Before we purchased Datatect, I tested the default Datatect GMO specification to generate the evaluation limit of 25 records and the 4Test code needed to create customer orders on the Segue GMO website. I needed to add a total of 5 lines of 4Test code to the 4Test script generated by Datatect in order to compile and run the script. Datatect created the 4Test RECORD structure and all the fields, the file handle and file processing code, the testcase, the while loop used to parse each record in the data file, various comment blocks, and almost all the 4Test code needed to input each data value into their respective fields in the various GMO forms found on Segue’s website.
Using SilkTest and Datatect, the QA team was able to create dozens of data files (containing thousands of records) based on our established equivalency classes for testing the DoDots application. There were also two rather unexpected side effects from our data generation efforts.
One of the first things I noticed was how the 4Test code generated by Datatect actually helped some of the QA team's junior personnel make the jump from the 'capture, record, playback' methods to the more advanced programming techniques required to make SilkTest scripts robust in a test production environment. They began to experiment with different ways to use Silk's data-driven testing capabilities, confident that Datatect would generate most of what they needed.

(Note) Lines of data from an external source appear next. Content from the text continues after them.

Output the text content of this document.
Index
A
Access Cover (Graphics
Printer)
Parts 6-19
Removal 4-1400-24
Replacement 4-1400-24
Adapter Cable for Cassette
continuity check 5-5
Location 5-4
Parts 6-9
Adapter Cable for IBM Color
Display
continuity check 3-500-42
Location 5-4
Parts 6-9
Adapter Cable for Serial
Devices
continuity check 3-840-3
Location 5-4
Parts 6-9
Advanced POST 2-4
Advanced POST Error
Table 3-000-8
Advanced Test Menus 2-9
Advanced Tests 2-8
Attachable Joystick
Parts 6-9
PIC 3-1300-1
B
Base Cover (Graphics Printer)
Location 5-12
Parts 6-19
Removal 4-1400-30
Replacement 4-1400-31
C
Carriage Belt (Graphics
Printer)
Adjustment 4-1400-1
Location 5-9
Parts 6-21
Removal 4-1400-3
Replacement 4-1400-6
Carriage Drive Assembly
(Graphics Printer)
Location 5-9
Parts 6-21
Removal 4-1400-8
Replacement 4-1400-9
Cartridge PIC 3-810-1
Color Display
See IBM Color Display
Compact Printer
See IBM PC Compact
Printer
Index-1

The second thing that I noticed was how some of the senior SilkTest users had come to rely on the table generation capabilities of Datatect to effectively reverse engineer our database schema. They were using Datatect Specifications to examine the schema of each table and the data type of each field so they would know exactly what data type to create for SilkTest scripts. That was a very pleasant surprise even for a battle-worn QA guy like me.